Letter to Technical Support

Dear Sir/Madam,

Today, I got re-tweeted a post and not sure why I read it (I´m not in the hackers world, actually I’ not even a security expert).

I found amazing how Stack Overflow reacted and (in addition) how good they were solving the problem that fast.

At the same time, I’m trying to explain your Technical Support some problems that I’ve found in your product and only get an endless list of e-mails.

That makes me think about the following possibilities:

  1. I’m not as good as Anthony Ferrara, the author of the post that I mentioned above, explaining the problem. This might be true but after exchanging a few e-mails, sending sample code, screen captures and even decompiled your code (sorry for this), fixed it and reported the class and function that has the bug, I don’t think that I’m that bad.
  2. The problem is not as severe as a security question and so I cannot call your attention. Yes, this is actually true but I don’t think that is actually the problem.
  3. Technical Support in your company is not as good. I don’t think so I use to review your answers and they are actually pretty good.

So the conclusion is… sad enough, there is actually not such conclusion and I’m afraid that is something pretty common nowadays where support is not that important.

I must admit that Technical Support is pretty hard and when you need to solve many problems per day, having to switch from one to another, take a look someone else code… Is pretty hard to assess severity, understand the problem and solve it.

I remember my old days in HP where part the engineers that developed a product moved to Technical Support when development finishes and it got shipped. This worked pretty well in the sense that they knew what the code was about and the most important they knew who wrote it and even the authors had to dedicate some percentage of his/her time to Technical Support (if  requested).

Is this still a common practice? I haven’t seen it for quite a few years -excluding those small companies where developers  are manufacturing, support, system administrators, member of the technical committee, marketing and even janitors, but that is a different situation.

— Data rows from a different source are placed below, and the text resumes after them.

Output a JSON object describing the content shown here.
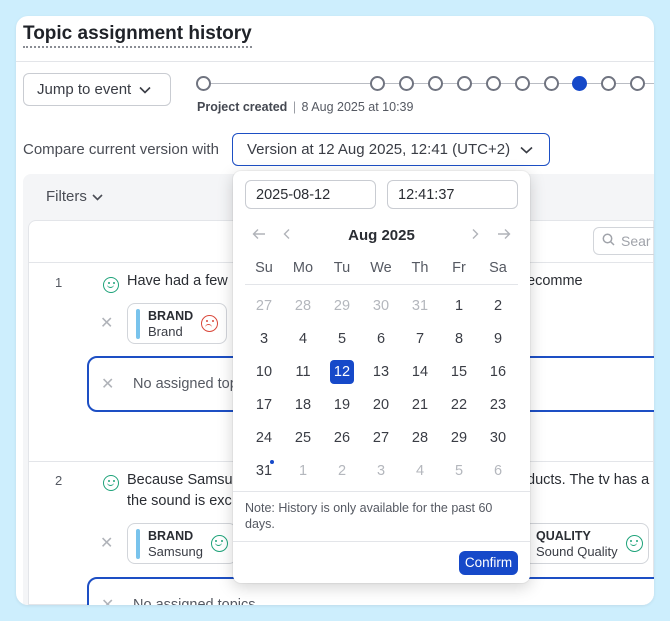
{
  "header": {
    "title": "Topic assignment history"
  },
  "toolbar": {
    "jump_label": "Jump to event",
    "timeline_label_bold": "Project created",
    "timeline_label_sep": "|",
    "timeline_label_date": "8 Aug 2025 at 10:39",
    "compare_label": "Compare current version with",
    "version_value": "Version at 12 Aug 2025, 12:41 (UTC+2)"
  },
  "filters": {
    "label": "Filters",
    "search_placeholder": "Sear"
  },
  "rows": [
    {
      "number": "1",
      "text": "Have had a few",
      "text_right": "ecomme",
      "chips": [
        {
          "key": "BRAND",
          "value": "Brand",
          "sentiment": "negative"
        }
      ],
      "assigned_label": "No assigned top"
    },
    {
      "number": "2",
      "text_line1": "Because Samsu",
      "text_line1_right": "ducts. The tv has a",
      "text_line2": "the sound is exc",
      "chips": [
        {
          "key": "BRAND",
          "value": "Samsung",
          "sentiment": "positive"
        },
        {
          "key": "QUALITY",
          "value": "Sound Quality",
          "sentiment": "positive"
        }
      ],
      "assigned_label": "No assigned topics"
    }
  ],
  "date_picker": {
    "date_value": "2025-08-12",
    "time_value": "12:41:37",
    "month_label": "Aug 2025",
    "weekdays": [
      "Su",
      "Mo",
      "Tu",
      "We",
      "Th",
      "Fr",
      "Sa"
    ],
    "weeks": [
      [
        "27",
        "28",
        "29",
        "30",
        "31",
        "1",
        "2"
      ],
      [
        "3",
        "4",
        "5",
        "6",
        "7",
        "8",
        "9"
      ],
      [
        "10",
        "11",
        "12",
        "13",
        "14",
        "15",
        "16"
      ],
      [
        "17",
        "18",
        "19",
        "20",
        "21",
        "22",
        "23"
      ],
      [
        "24",
        "25",
        "26",
        "27",
        "28",
        "29",
        "30"
      ],
      [
        "31",
        "1",
        "2",
        "3",
        "4",
        "5",
        "6"
      ]
    ],
    "selected": "12",
    "note": "Note: History is only available for the past 60 days.",
    "confirm_label": "Confirm"
  },
  "colors": {
    "accent": "#1649c9",
    "positive": "#1fa37a",
    "negative": "#d9483b",
    "chip_bar": "#79c3ec"
  }
}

What I understand that companies should do is:

  1. Review questions in groups -not let one single engineer being the responsible of a ticket because if you get to the wrong persons, you are … dead (this about agile and scrum).
  2. Have a small part of the development team doing support. There are two benefits on this, the first is that they know a lot about the product and second -and most important- is that when they get back to development, they know A LOT on how actually the product is used and the problems that those small and fast decision can cause.

My very kind regards and congratulations for your excellent product.